Une étude sur les animaux identifie un moyen potentiel de fabriquer des vaccins pour lutter contre les futures pandémies

Haynes et ses collègues, y compris l’auteur principal Kevin Saunders, Ph.D. directeur de recherche à DHVI, se sont appuyés sur des études antérieures impliquant le SRAS, la maladie respiratoire causée par un coronavirus appelé SARS-CoV-1. Ils ont découvert qu’une personne infectée par le SRAS avait développé des anticorps capables de neutraliser plusieurs coronavirus, suggérant qu’un pan-coronavirus pourrait être achievable.

Le talon d’Achille des coronavirus est leur domaine de liaison aux récepteurs, situé sur la pointe qui relie les virus aux récepteurs des cellules humaines. Bien que ce site de liaison lui permette de pénétrer dans l’organisme et de provoquer une infection, il peut également être ciblé par des anticorps.

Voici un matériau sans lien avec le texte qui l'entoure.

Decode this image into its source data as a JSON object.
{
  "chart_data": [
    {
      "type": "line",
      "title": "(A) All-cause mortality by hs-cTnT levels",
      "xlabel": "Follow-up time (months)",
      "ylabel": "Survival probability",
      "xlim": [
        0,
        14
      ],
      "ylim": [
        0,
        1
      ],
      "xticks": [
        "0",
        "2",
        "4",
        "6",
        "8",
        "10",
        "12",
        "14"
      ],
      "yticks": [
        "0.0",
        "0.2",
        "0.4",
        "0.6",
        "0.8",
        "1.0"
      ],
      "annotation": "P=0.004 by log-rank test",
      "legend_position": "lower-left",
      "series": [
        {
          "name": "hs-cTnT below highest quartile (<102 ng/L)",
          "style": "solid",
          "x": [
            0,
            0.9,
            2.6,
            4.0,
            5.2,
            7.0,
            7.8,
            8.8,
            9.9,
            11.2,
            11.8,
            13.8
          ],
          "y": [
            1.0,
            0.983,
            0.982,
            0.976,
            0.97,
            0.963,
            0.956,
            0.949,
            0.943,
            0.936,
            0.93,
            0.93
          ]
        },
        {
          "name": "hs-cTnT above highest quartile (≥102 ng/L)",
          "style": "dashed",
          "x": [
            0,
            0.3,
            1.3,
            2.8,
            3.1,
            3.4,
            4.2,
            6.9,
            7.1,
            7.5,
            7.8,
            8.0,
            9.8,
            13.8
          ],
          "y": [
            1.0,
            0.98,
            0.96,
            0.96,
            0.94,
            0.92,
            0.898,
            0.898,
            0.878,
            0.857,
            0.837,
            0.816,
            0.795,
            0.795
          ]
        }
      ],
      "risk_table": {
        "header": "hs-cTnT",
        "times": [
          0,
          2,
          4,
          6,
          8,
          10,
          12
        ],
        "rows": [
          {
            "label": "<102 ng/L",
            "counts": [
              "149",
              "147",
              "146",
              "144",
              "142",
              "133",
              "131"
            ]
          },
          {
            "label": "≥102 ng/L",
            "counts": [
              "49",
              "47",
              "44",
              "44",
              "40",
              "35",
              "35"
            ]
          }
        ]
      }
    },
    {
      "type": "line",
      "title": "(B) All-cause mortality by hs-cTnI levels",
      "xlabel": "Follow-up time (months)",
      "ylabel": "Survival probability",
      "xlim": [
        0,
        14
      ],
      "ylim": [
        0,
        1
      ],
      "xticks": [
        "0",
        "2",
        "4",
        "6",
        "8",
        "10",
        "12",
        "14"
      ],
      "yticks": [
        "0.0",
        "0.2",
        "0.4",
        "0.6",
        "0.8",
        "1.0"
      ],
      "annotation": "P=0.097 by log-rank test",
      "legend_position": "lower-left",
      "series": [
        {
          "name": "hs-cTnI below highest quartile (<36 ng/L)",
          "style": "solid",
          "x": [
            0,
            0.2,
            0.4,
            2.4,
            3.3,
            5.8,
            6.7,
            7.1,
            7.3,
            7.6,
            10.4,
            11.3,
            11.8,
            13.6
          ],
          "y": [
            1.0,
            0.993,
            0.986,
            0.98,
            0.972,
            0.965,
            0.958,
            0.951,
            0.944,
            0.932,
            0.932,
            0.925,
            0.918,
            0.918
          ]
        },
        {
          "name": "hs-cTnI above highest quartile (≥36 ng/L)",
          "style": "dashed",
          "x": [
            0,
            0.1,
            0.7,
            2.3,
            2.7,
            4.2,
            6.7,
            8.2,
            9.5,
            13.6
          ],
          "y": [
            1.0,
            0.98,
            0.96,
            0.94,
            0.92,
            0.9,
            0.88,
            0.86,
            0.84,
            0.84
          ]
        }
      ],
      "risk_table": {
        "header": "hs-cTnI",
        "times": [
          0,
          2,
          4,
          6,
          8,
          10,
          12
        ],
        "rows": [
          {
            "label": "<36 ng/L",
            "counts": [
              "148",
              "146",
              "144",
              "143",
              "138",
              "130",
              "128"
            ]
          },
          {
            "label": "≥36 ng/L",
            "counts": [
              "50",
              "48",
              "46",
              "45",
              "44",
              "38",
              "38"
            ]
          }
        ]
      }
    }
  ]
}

L’équipe de recherche a identifié un website particulier de domaine de liaison au récepteur présent sur le SRAS-CoV-2, ses variantes circulantes et les virus de chauve-souris liés au SRAS, ce qui les rend très vulnérables aux anticorps neutralisants croisés.

L’équipe a ensuite conçu une nanoparticule affichant ce place vulnérable. La nanoparticule est combinée avec un adjuvant à petite molécule – en particulier, l’agoniste des récepteurs 7 et 8 de sort péage appelé 3M-052, formulé avec de l’alun, qui a été développé par 3M et l’Infectious Disorder Analysis Institute. L’adjuvant stimule la réponse immunitaire du corps.

Dans les assessments de son effet sur les singes, le vaccin à nanoparticules a bloqué l’infection au COVID-19 de 100%. Le nouveau vaccin a également provoqué des niveaux de neutralisation significativement as well as élevés chez les animaux que les plates-formes vaccinales actuelles ou une an infection naturelle chez l’homme.

« Fondamentalement, ce que nous avons fait, c’est de prendre plusieurs copies d’une petite partie du coronavirus pour que le système immunitaire du corps y réponde de manière accrue », a déclaré Saunders. « Nous avons constaté que non seulement cela augmentait la capacité du corps à empêcher le virus de provoquer une an infection, mais cela ciblait également furthermore fréquemment ce web page de vulnérabilité à réaction croisée sur la protéine de pointe. Nous pensons que c’est pourquoi ce vaccin est efficace contre le SRAS-CoV. -1, SARS-CoV-2 et au moins quatre de ses variantes communes, in addition des coronavirus animaux supplémentaires.  »

« Il y a eu trois épidémies de coronavirus au cours des 20 dernières années, il est donc nécessaire de développer des vaccins efficaces qui peuvent cibler ces brokers pathogènes avant la prochaine pandémie », a déclaré Haynes. « Ce travail représente une plate-forme qui pourrait empêcher, tempérer rapidement ou éteindre une pandémie. »

Outre Haynes et Saunders, les auteurs de l’étude incluent Esther Lee, Robert Parks1,5, David R. Martinez, Dapeng, Haiyan Chen, Robert J.Edwards, Sophie Gobeil, Maggie Barr, Katayoun Mansour, S.Munir Alam, Laura L. Sutherland, Fangping Cai, Aja M. Sanzone, Madison Berry, Kartik Manne, Kevin W.Bock, Mahnaz Minai, Bianca M. Nagata, Quoi qu’il en soit B.Kapingidza, Mihai Azoitei, Longping V.Tse, Trevor D. Scobey, Rachel L. Spreng, R. Wes Rountree, C. Todd DeMarco, Thomas N. Denny, Christopher W. Woods, Elizabeth W. Petzold, Thomas H. Oguin III, Gregory D. Sempowski, Matthew Gagné, Daniel C. Douek, Mark A. Tomai, Christopher B.Fox, Robert Seder, Kevin Wiehe, Drew Weissman, Norbert Pardi, Hana Golding, Surender Khurana, Priyamvada Acharya, Hanne Andersen, Mark G. Lewis, Ian N. Moore, David C. Montefiori et Ralph S. Baric.

L’étude a reçu un financement de l’État de Caroline du Nord avec des fonds de la loi fédérale CARES les National Institutes of Health and fitness (AI142596, R01AI157155 U54 CA260543, F32 AI152296, T32 AI007151) le North Carolina Policy Collaboratory à l’Université de Caroline du Nord à Chapel Hill avec un financement du North Carolina Coronavirus Relief Fund et une bourse du programme d’enrichissement postdoctoral du Burroughs Wellcome Fund.